You're going to get a lot more out of doing than reading.

------
d2fn
You get to be a good developer by repeatedly building software that solves
problems and creates utility. Heed the advice of others who suggest learning
different classes of languages that affect the way you think about problem
solving. But pick something and don't toil over it too long.

The other part of the "doing" side of things is finding something to do. A
good place to start is by solving a problem you have yourself or that you are
interested in. Maybe you think all the todo list managers suck, or maybe you
want a tool that helps to organize your porn collection. Great, pick a
language and get to work.

Another secret is to hang out with smart people and other good programmers.
Talk to others about their work and learn from them. The rising tide raises
all ships.

------
onan_barbarian
These are dumb expressions ("Code Ninja", "Rockstar") but the intent is fine.

My recommendation is to build a bunch of interesting things that are at a
higher level than one-off, design-free algorithm puzzles (well, those sorts of
things aren't exactly 'design free' but they typically don't make you think
about lots of tradeoffs - you find a plausible way to do something and do it).

I suspect that for most people this means finding an employer who solves
interesting problems and getting an job there that actually involves
participation in the 'good parts', so that you actually do it. My record of
self-motivating after my degrees were done is pretty much zero - best to make
this your day job.

------
checoivan
Practice often... and know your language well.

There is a huge difference between knowing and KNOWING. Knowing your tools
well enough lets you focus on the problem rather than searching how to hacking
your way through. Don't be a copy paste programmer.

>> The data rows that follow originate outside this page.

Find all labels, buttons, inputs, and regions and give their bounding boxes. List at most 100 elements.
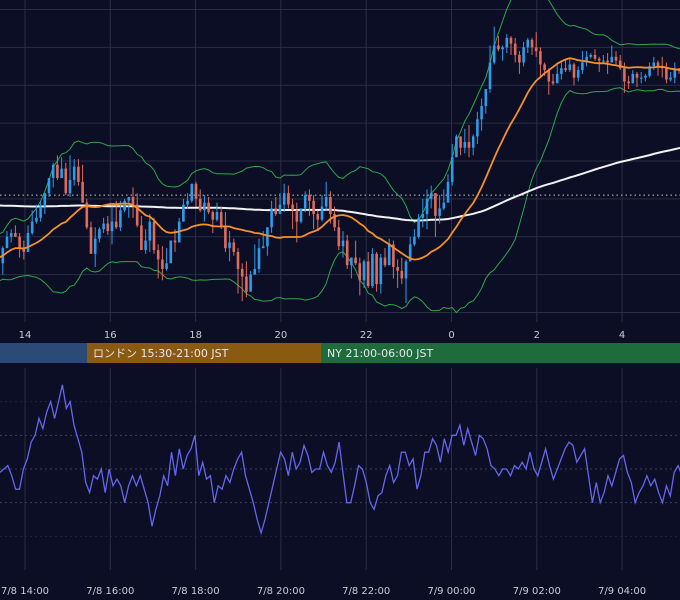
candle [30, 210, 34, 235]
candle [106, 215, 110, 235]
candle [308, 189, 311, 216]
candle [324, 181, 328, 211]
candle-body [156, 250, 160, 260]
candle-body [375, 253, 378, 285]
candle [316, 210, 320, 232]
candle [396, 259, 399, 288]
candle-body [530, 39, 534, 48]
candle-body [18, 236, 21, 249]
candle [43, 193, 47, 215]
candle [488, 45, 492, 93]
candle-body [169, 240, 173, 264]
oscillator-x-axis: 7/8 14:00 7/8 16:00 7/8 18:00 7/8 20:00 7/8 … [1, 586, 646, 597]
oscillator-grid [0, 368, 680, 570]
candle [245, 261, 248, 298]
candle-body [442, 202, 446, 209]
candle-body [463, 142, 467, 148]
candle [119, 200, 122, 232]
candle-body [39, 206, 42, 218]
candle [22, 240, 26, 260]
candle [9, 229, 13, 243]
candle [614, 51, 618, 65]
candle-body [249, 274, 252, 292]
candle [156, 244, 160, 279]
candle-body [484, 89, 488, 107]
candle-body [564, 68, 567, 71]
candle-body [270, 208, 273, 228]
candle [345, 234, 349, 269]
candle-body [497, 45, 500, 50]
candle [72, 159, 76, 186]
candle [585, 51, 588, 67]
candle-body [459, 136, 462, 148]
candle-body [131, 196, 135, 205]
candle [476, 111, 479, 144]
candle-body [106, 223, 110, 232]
candle [110, 206, 114, 245]
candle [102, 217, 105, 233]
candle [47, 178, 51, 197]
candle [211, 210, 215, 233]
candle-body [379, 257, 383, 285]
candle [467, 125, 471, 158]
candle-body [316, 214, 320, 220]
candle [312, 195, 315, 230]
candle [375, 251, 378, 292]
candle-body [278, 204, 282, 215]
oscillator-panel[interactable] [0, 368, 680, 570]
oscillator-x-tick-label: 7/8 14:00 [1, 586, 49, 597]
candle [534, 32, 538, 57]
oscillator-x-tick-label: 7/8 22:00 [342, 586, 390, 597]
candle [366, 251, 370, 288]
candle [198, 189, 202, 213]
candle-body [30, 221, 34, 233]
oscillator-x-tick-label: 7/8 18:00 [172, 586, 220, 597]
candle [450, 143, 454, 186]
candle [358, 257, 362, 296]
candle [337, 219, 341, 251]
candle-body [337, 227, 341, 247]
candle-body [417, 217, 420, 237]
candle [610, 45, 614, 63]
candle [413, 229, 416, 247]
session-london-block [87, 343, 321, 363]
candle-body [56, 164, 59, 179]
candle-body [354, 257, 357, 264]
candle [182, 198, 185, 222]
candle-body [22, 248, 26, 252]
session-ny-label: NY 21:00-06:00 JST [327, 347, 434, 360]
bollinger-lower-band [0, 87, 680, 314]
candle [207, 196, 210, 215]
candle-body [606, 60, 609, 63]
candle-body [501, 47, 504, 50]
candle [266, 227, 269, 256]
oscillator-x-tick-label: 7/9 04:00 [598, 586, 646, 597]
candle [560, 62, 563, 80]
candle [618, 54, 622, 71]
candle [282, 183, 286, 213]
candle [320, 195, 324, 222]
candle-body [77, 166, 80, 182]
candle-body [186, 200, 189, 205]
candle [39, 200, 42, 222]
candle [492, 26, 496, 65]
candle-body [358, 263, 362, 281]
candle-body [627, 81, 630, 84]
candle-body [282, 193, 286, 205]
candle [522, 41, 525, 67]
candle [60, 157, 63, 179]
candle-body [64, 168, 68, 194]
candle-body [295, 210, 299, 222]
candle-body [581, 62, 584, 71]
price-panel[interactable] [0, 0, 680, 322]
candle [257, 238, 261, 273]
bollinger-bands [0, 0, 680, 314]
candle-body [291, 204, 294, 211]
candle [131, 187, 135, 218]
candle-body [446, 181, 450, 203]
candle-body [476, 119, 479, 137]
candle-body [513, 43, 517, 55]
candle-body [114, 221, 118, 228]
candle-body [47, 178, 51, 194]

Don't be mislead by fast typers either.

Fast turnaround is good, but stable code is better. What's the point of
finishing in 1 day instead of 2 if you'll be debugging for a week afterwards?
With enough practice you'll be able to get the stable code out in the same
time as the fast typer.

Some book recommendations:

-Code Complete 2.

-Refactoring: Improving the Design of Existing Code.

-Clean Code.

-Head first design patterns.

------
jamesbritt
"Skill to do comes of doing"

    
    
       -- Ralph Waldo Emerson 
    
    

Also, as others have said, please do not aspire to "rock star" or "ninja."

Constantly test yourself and keep reaching.

------
akadien
Hey, you're not Steve Jobs, are you?

First, aspire to be a great engineer. Ninjas are for turtles and Rockstar is
caffeinated sugar water.

Second, design and implement software. Write programs in areas that interest
you. Then iterate and design something that your friends or family can use.

Finally, do your best and forget the rest. And continually get better doing
it.

(It wouldn't hurt to read "Programming Pearls".)

------
seasoup
I see the problem,

Javascript programmers are Ninjas

CSS experts are Wizards

PHP Developers are Rockstars

I think you are looking to be more of a Java or C Guru, Perl Hacker, or Python
Developer.

Not sure why Python experts don't get a "cool" name, that just seems to be the
way it is.

------
bretthellman
According to Malcolm Gladwell, which I agree with, it's practice and
persistence. How many hours are you coding a day? How many hours are you
spending learning to code smarter?

------
moonpolysoft
If you want to get better, build more things.

And don't use the terms "code ninja" or "rockstar" to describe engineers.
Those terms are self aggrandizing crap that inadequate engineers use to stroke
their own egos. At best using those terms marks you as being naive.